I’m working with Distributed Julia on multiple hosts and want to write some code that does distributed training with a machine learning model and distributed data. I don’t want to use MPI. I have the ClusterManager working correctly and can use addproc_mysystem(n)
with out any issues.
The traditional way to do distributed training is to put an identical copy of the model on each worker, then partition the training data and give each worker one partition.
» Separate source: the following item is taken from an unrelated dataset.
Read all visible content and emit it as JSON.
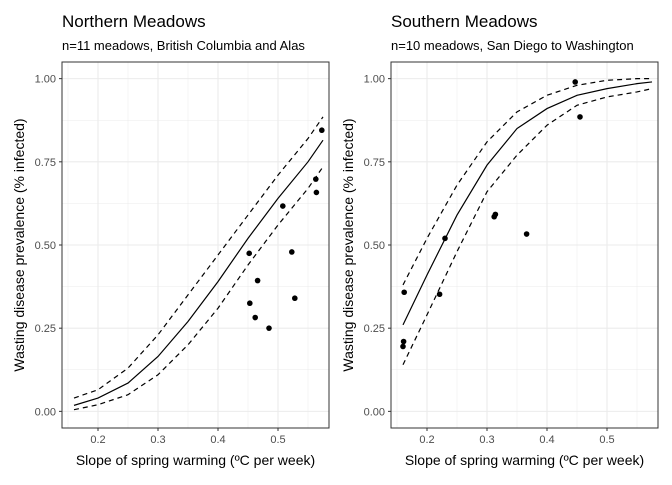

Each worker will compute a gradient with respect to its portion of the training data, then call AllReduce(Add, gradients)/num_worker
. The gradients form AllReduce are what’s used to update the model.
Question 1 is, what’s the best strategy to implement an AllReduce with Julia’s Distributed module?
Question 2, @everywhere Z=1
will let me declare the variable Z
in each of the workers Main namespace. But the value of Z is not shared between works (right?). if I do @everwhere ch3 = RemoteChannel(()->Channel{Int}(10), 3)
how does Julia know that ch3
in each of the workers namespace references the same underlying RemoteChannel?
As a more complicated example, in order to implement a RingAllReduce, I’m doing
@everywhere channelTable = [(RemoteChannel(()->Channel{Int}(10), w_i), RemoteChannel(()->Channel{Int}(10), w_i)) for w_i in workers()]
. channelTable[2][1]
indeed seems to reference the same Remote channel no matter where @spawnat 2 put!(channelTable[2][1], 7)
and @spawnat 3 take!(channelTable[2][1])
are run. Is this really doing what I think it is? That is passing a value from worker 2 to worker 3.